En grande partie inspirée de faits réels tirés de l'histoire familiale, cette remarquable saga qui court sur trente ans, des années 30 aux années 60, conduit le lecteur de Vienne à l'île de la Dominique, avec escale à New-York puis séjour à Jérusalem. Documenté, intéressant, plein d'humanisme, de sentiments et d'émotions, ce roman historique nous plonge dans la Vienne d'avant la période de l'Anschluss. Puis avec la montée du nazisme et la persécution des juifs autrichiens dont certains vont émigrer sur l'île de la Dominique où ils seront accueillis dans une colonie/kibboutz on suit le parcours d'une famille qui va tout abandonner et après une longue errance, et de nombreux espoirs déçus, devoir s'installer sur l'île tropicale dirigée par Trujillo, féroce dictateur.

Cette saga pleine de rebondissements et de surprises souffre sans doute de quelques défauts évoqués dans plusieurs chroniques, défaut de style que certains trouvent ampoulé, défaut de posture narrative pas toujours limpide et de tournures un peu désuètes qui m'ont aussi un peu gênée au début. Mais très vite, j'ai trouvé que l'auteure trouvait son souffle. Sa construction en chapitres courts avec le recours au "je" du journal intime de certains protagonistes modifie le point de vue et apporte une profondeur et une intimité plus grande avec les personnages. Cela donne du relief et romp avec le style plus "classique" voire scolaire des chapitres avec narrateur omniscient manquant parfois d'ampleur et de surprise. J'ai apprécié malgré tout cette plume gourmande de détails et de précisions historiques qui gagne en fluidité au fil des chapitres, avec dans la seconde moitié de beaux passages pleins de poésie et de lyrisme.
Et surtout ce roman fait sortir de l'ombre tout un pan de l'histoire de la seconde guerre mondiale, l'hypocrisie des accords d'Evian, la lâcheté des belligérants, le cauchemar des migrants, rejetés de toute part et contraints à accepter des conditions d'accueil indignes à l'autre bout du monde.

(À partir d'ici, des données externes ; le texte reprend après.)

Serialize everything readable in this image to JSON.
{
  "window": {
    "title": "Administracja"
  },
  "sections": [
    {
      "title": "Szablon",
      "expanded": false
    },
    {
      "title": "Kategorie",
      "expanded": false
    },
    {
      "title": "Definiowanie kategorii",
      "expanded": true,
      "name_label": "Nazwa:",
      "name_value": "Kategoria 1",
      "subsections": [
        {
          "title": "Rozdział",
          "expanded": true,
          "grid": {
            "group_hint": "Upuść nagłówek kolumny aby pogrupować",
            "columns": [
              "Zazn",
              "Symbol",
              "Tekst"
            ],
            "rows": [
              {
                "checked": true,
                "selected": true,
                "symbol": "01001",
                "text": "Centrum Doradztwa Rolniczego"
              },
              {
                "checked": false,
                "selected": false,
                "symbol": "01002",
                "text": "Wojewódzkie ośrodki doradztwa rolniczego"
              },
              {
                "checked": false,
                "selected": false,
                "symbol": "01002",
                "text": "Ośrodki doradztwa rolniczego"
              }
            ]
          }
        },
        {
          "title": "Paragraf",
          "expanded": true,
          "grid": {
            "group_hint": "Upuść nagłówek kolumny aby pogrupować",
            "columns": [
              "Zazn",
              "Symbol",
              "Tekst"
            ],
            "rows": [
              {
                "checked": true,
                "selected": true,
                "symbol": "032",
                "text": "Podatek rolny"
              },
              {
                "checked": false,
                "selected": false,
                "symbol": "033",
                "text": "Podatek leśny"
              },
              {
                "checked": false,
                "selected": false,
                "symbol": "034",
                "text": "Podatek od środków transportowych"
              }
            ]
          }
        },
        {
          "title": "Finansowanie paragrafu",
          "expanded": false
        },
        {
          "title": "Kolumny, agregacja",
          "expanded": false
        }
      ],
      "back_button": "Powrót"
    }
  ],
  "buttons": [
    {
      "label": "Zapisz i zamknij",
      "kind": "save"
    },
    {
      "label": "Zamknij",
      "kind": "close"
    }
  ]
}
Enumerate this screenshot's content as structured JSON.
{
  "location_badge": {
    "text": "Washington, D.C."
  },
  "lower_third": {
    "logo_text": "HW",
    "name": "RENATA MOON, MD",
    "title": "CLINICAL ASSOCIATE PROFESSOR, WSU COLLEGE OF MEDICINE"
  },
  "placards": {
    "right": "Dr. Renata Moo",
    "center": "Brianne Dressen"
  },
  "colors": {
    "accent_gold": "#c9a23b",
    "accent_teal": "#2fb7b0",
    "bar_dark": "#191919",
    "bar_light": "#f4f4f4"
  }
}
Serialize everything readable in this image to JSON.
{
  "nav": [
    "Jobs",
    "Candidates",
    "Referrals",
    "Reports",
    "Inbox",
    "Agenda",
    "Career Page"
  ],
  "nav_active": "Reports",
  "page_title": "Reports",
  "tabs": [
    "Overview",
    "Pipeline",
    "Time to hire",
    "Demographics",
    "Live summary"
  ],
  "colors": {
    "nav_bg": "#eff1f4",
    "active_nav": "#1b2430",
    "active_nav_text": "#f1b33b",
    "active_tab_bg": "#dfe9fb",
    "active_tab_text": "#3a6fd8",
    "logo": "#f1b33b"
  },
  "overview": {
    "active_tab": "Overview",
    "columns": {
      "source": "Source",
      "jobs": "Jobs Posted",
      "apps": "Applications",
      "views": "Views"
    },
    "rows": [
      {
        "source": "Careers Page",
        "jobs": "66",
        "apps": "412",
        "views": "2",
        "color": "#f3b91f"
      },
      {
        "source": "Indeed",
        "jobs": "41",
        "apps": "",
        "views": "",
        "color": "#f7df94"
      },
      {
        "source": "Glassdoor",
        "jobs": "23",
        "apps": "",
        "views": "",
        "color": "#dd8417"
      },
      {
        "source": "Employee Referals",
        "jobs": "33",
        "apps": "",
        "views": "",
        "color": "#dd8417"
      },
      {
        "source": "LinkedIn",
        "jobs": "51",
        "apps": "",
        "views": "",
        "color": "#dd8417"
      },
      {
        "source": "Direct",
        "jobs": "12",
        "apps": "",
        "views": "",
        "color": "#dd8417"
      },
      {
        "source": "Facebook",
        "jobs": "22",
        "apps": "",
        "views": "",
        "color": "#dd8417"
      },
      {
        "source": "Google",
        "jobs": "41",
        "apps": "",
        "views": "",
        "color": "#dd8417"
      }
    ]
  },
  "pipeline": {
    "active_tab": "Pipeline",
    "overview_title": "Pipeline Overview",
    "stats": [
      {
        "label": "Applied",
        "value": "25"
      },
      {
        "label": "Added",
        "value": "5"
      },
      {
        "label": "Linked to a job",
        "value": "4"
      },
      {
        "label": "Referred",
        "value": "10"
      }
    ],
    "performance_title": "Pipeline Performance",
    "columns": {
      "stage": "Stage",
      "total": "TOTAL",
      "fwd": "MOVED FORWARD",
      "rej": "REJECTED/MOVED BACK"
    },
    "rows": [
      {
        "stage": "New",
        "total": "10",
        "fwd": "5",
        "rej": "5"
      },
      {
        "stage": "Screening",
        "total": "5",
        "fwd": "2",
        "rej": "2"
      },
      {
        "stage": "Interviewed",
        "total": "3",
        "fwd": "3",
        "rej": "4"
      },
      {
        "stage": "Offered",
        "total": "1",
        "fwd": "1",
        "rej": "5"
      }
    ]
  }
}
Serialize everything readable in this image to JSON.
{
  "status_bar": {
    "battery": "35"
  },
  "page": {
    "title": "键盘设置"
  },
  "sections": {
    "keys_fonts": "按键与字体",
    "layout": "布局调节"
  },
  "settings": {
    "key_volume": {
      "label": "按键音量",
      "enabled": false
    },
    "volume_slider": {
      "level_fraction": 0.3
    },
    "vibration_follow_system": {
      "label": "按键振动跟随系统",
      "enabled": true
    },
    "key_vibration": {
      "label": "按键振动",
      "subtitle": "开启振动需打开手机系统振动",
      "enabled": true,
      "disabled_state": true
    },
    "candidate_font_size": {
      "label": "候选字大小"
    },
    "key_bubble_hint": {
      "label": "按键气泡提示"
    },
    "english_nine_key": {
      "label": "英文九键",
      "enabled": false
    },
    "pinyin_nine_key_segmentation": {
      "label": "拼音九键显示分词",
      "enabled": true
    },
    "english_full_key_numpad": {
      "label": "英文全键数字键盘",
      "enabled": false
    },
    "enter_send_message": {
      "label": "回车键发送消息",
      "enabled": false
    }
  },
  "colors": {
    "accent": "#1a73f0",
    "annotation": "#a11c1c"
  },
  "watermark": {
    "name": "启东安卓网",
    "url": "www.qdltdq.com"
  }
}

Ce roman m'a rappelé « la passagère du Saint Louis », de Armando Lucas Correa, lu il y a quelques années et dont les circonstances tragiques méconnues sont similaires.
Commencer sa carrière d'écrivaine par un ouvrage de cette densité et de cette qualité mérite une mention spéciale.
Conquise par ce premier opus que j'ai dévoré, je m'attaque donc sans tarder à la suite : L'Américaine »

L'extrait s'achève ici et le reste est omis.